Attach the resulting RSocrata_X.Y.Z-buildNumber.tar.gz file to the release.

Major versions and CRAN

Per the semantic versioning specification, a major release (e.g., 2.0.0) is created when there are non-backward compatible changes made to the code base. Imagine, re-running install.packages("RSocrata") to find that it can broken your existing code.

Unfortunately, it's not terribly easy to determine which version you are getting when running install.packages("RSocrata"). Therefore, a new major release should result in a new package. That is, version 2.0.0 of RSocrata should result in the RSocrata2 package. However, all of the work should continue within the same GitHub repository.

Failing Travis CI and AppVeyor builds

Passing unit tests is important to maintaining quality while changes are made to the software. However, often for RSocrata, these tests often fail because of a conflicting test between Travis CI and AppVeyor.

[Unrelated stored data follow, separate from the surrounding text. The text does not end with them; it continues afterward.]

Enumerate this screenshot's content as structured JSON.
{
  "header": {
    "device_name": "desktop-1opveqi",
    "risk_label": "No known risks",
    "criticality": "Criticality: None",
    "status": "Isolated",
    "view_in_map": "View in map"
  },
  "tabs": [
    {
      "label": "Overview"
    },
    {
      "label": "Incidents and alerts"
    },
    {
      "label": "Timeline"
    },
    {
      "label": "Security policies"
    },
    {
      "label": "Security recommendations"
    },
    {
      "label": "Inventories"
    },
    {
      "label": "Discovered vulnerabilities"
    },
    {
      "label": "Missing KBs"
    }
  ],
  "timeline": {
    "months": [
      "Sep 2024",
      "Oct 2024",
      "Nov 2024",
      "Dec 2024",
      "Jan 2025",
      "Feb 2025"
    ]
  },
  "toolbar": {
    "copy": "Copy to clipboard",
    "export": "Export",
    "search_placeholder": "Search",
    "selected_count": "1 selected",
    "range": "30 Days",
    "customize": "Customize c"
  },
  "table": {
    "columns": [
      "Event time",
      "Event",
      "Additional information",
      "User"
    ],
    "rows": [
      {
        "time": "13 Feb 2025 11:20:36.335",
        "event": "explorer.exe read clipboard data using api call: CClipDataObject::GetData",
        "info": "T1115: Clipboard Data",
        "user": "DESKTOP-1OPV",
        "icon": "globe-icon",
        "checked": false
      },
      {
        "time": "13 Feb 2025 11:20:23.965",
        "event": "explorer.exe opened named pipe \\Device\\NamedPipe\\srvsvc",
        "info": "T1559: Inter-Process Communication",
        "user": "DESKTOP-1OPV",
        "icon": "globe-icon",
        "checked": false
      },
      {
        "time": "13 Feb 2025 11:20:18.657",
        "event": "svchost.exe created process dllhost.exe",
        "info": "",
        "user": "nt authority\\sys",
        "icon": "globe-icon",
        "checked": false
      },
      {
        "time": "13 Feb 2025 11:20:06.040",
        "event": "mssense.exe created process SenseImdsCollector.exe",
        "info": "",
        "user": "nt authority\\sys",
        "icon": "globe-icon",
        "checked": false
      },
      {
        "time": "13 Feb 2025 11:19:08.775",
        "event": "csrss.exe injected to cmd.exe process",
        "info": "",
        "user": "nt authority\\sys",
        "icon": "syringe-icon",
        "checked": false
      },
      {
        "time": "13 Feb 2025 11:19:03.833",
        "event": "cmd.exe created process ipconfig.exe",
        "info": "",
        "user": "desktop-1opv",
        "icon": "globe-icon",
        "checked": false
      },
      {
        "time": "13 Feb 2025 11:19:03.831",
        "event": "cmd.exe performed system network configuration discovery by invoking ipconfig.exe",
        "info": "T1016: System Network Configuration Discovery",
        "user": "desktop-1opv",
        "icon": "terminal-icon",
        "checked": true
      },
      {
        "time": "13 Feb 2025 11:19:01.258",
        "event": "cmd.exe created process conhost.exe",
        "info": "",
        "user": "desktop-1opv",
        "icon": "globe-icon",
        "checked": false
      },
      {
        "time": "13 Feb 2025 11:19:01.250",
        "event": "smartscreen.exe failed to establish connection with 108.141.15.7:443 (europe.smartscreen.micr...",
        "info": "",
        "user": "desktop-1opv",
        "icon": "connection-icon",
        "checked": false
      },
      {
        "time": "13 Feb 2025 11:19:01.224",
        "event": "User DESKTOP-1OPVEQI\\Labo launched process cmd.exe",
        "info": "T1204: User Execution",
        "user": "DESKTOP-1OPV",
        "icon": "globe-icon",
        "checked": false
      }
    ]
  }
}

RSocrata tests the write.socrata function by write random numbers to a data frame, uploading it to a test data set, then redownloads that data and compares the two values. If the data does not match, then the test fails. This test is ran 4 times (3 times in Travis CI, once in AppVeyor) and sometimes this test fails as the multiple CI systems are simultaneously writing and reading. Specifically, here is an example:

  1. Travis CI writes a data frame to the test data set.
  2. AppVeyor then also writes a data frame to the same test data set.
  3. Travis CI then downloads that data set, unbeknownst to it, that data was actually written by AppVeyor.
  4. Travis CI test then fails since the random numbers generated by Travis CI do not match those written by AppVeyor.

While annoying, if you encounter a failed test, you should inspect the logs from each build.

1. Failure: add a row to a dataset (@test-all.R#453) 
2. Failure: add a row to a dataset (@test-all.R#454)

If the failures are only caused by the above issues, then it is simply a consequence of test conflicts. These can be ignored and will be resolved by the core development team.